An extracellular signaling molecule, succinate, binds selectively to its receptor GPR9121. GPR91 is primarily expressed in kidney, followed by liver, spleen and small intestine42. However, the exact role of succinate-GPR91 axis in fibrosis development in patients with IPF remains unclear. The mRNA level and protein expression of GPR91 were significantly upregulated in fibrotic lung tissue from patients with IPF and BLM-induced pulmonary fibrosis in mice. Activation of GPR91 by succinate has been revealed to be critical for fibroblast activation and ECM production in murine intestinal fibrosis and non-alcoholic steatohepatitis (NASH) -associated fibrosis31,43. Based on immunohistochemistry, GPR91 expression was predominantly found in fibrotic lung lesions of IPF patients and lung fibrosis in mice induced by BLM. The expression of GPR91 was consistent with that fibrostic markers of α-SMA and FN. Moreover, GPR91-deficiency alleviates the lung fibrosis and alveolitis induced by BLM in mice. Based on these results, succinate-GPR91 signaling plays an important role in lung alveolitis, myofibroblast activation, and ECM deposition. Furthermore, succinate GPR91 signaling may be an important target for lung fibrosis intervention. In order for fibroblast differentiation and ECM deposition to occur, mitogen-activated protein kinases (MAPKs), extracellular signal-regulated kinases (ERKs), and p38 kinases play key roles44,45,46,47. Studies have demonstrated that succinate-GPR91 signaling activates ERK-1/2 in several cell lines48,49. We found succinate increased the ERK-1/2 phosphorylation and p38 phosphorylation MAPKs and promoted TGF-β induced α-SMA and FN expression of NHLFs. Both GPR91 antagonist NF-56-EJ40 and ERK inhibitor FR180204 inhibited succinate-induced ERK phosphorylation of NHLF and succinate-promoted lung fibroblast activation. In conclusion, succinate can promote the activation of lung fibroblasts by activating ERK pathway through GPR91.

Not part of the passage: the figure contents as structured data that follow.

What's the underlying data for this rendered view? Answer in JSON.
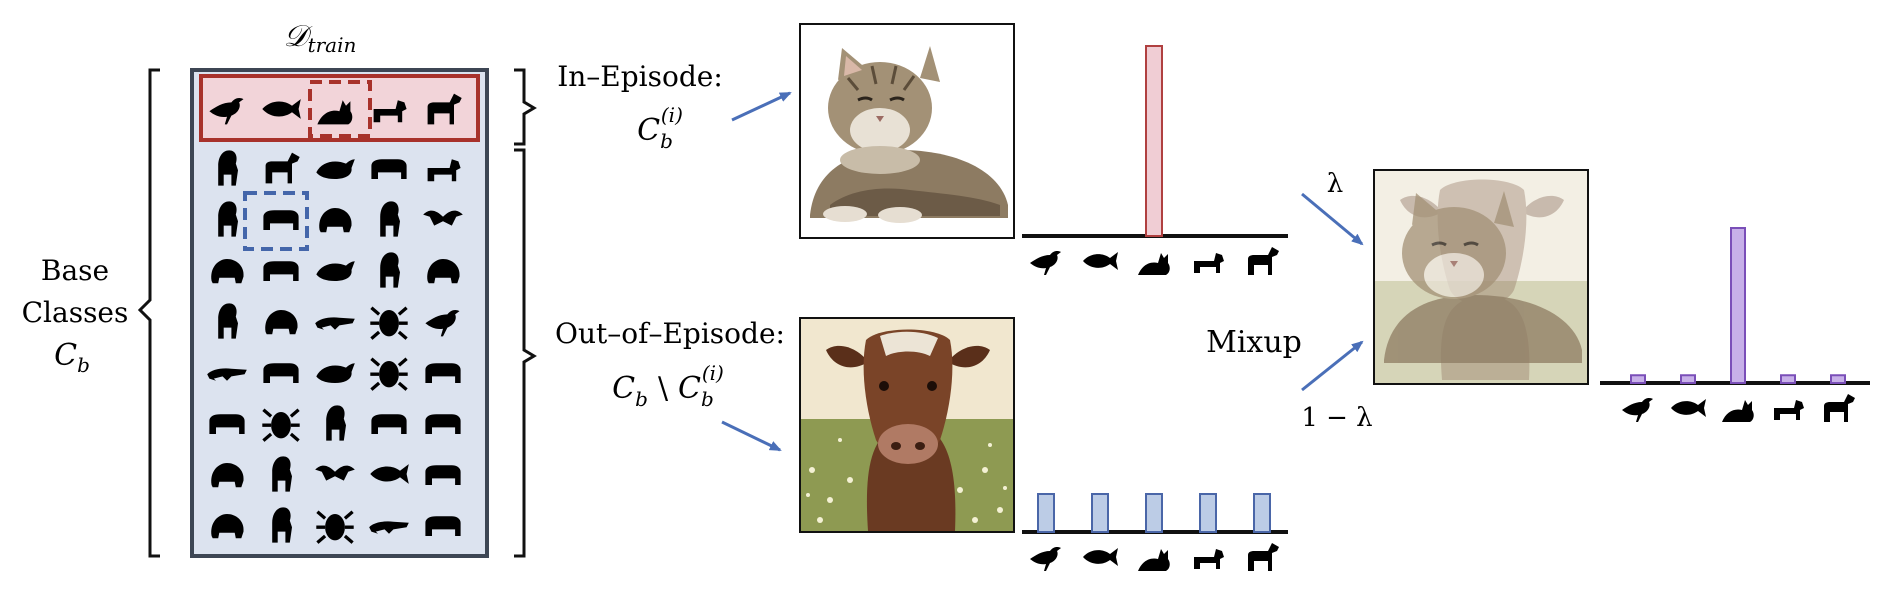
{
  "labels": {
    "dataset_title": "𝒟",
    "dataset_sub": "train",
    "base_line1": "Base",
    "base_line2": "Classes",
    "base_sym": "C",
    "base_sym_sub": "b",
    "in_episode": "In–Episode:",
    "in_sym": "C",
    "in_sym_sub": "b",
    "in_sym_sup": "(i)",
    "out_episode": "Out–of–Episode:",
    "out_sym_a": "C",
    "out_sym_a_sub": "b",
    "out_sym_setminus": "\\",
    "out_sym_b": "C",
    "out_sym_b_sub": "b",
    "out_sym_b_sup": "(i)",
    "lambda": "λ",
    "one_minus_lambda": "1 − λ",
    "mixup": "Mixup"
  },
  "colors": {
    "episode_fill": "#f2d4d9",
    "episode_border": "#a8322b",
    "grid_fill": "#dce3ef",
    "grid_border": "#3d4654",
    "cow_box": "#4466aa",
    "arrow": "#4a6fb8",
    "red_bar": "#f0cdd4",
    "red_bar_border": "#b04040",
    "blue_bar": "#bccce6",
    "blue_bar_border": "#4a66a8",
    "purple_bar": "#c7b0e8",
    "purple_bar_border": "#7a4fb8"
  },
  "episode_classes": [
    "bird-icon",
    "fish-icon",
    "cat-icon",
    "dog-icon",
    "horse-icon"
  ],
  "grid_icons": [
    [
      "squirrel-icon",
      "goat-icon",
      "dolphin-icon",
      "camel-icon",
      "fox-icon"
    ],
    [
      "owl-icon",
      "cow-icon",
      "chameleon-icon",
      "penguin-icon",
      "bat-icon"
    ],
    [
      "mouse-icon",
      "sheep-icon",
      "narwhal-icon",
      "rabbit-icon",
      "turtle-icon"
    ],
    [
      "koala-icon",
      "frog-icon",
      "lizard-icon",
      "octopus-icon",
      "rooster-icon"
    ],
    [
      "snake-icon",
      "bear-icon",
      "whale-icon",
      "beetle-icon",
      "sloth-icon"
    ],
    [
      "rhino-icon",
      "scorpion-icon",
      "kangaroo-icon",
      "boar-icon",
      "hippo-icon"
    ],
    [
      "snail-icon",
      "giraffe-icon",
      "eagle-icon",
      "shark-icon",
      "elephant-icon"
    ],
    [
      "panda-icon",
      "monkey-icon",
      "crab-icon",
      "crocodile-icon",
      "skunk-icon"
    ]
  ],
  "in_episode_label_distribution": [
    0,
    0,
    1,
    0,
    0
  ],
  "out_episode_label_distribution": [
    0.2,
    0.2,
    0.2,
    0.2,
    0.2
  ],
  "mixup_label_distribution": [
    0.05,
    0.05,
    1,
    0.05,
    0.05
  ]
}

The current study had several limitations. First, a selection bias may have been introduced due to the IPF cohort being drawn from a single outpatient center. Therefore, future studies are needed to analyze the relationship between serum succinate levels and treatment outcomes. Second, the cut-off succinate value for disease progression was exclusive to this study population. The optimal cutoff value for the general population needs to be validated further. Lastly, the detailed mechanism of the role of succinate in promoting pulmonary fibrosis and the role of succinate/GPR91 signaling pathway in regulating fibroblast activation still needs further study.

Conclusion

Succinate, which acts as an extracellular signaling molecule in the regulation of pulmonary fibrosis, is a promising biomarker for diagnosis and prognosis of IPF. Activation of the succinate-GPR91 axis is associated with pulmonary fibrosis, and the accumulation of succinate may promote fibroblast activation through ERK pathway and pulmonary fibrosis. The succinate-GPR91 axis may be a potential therapeutic target for IPF and needs further study.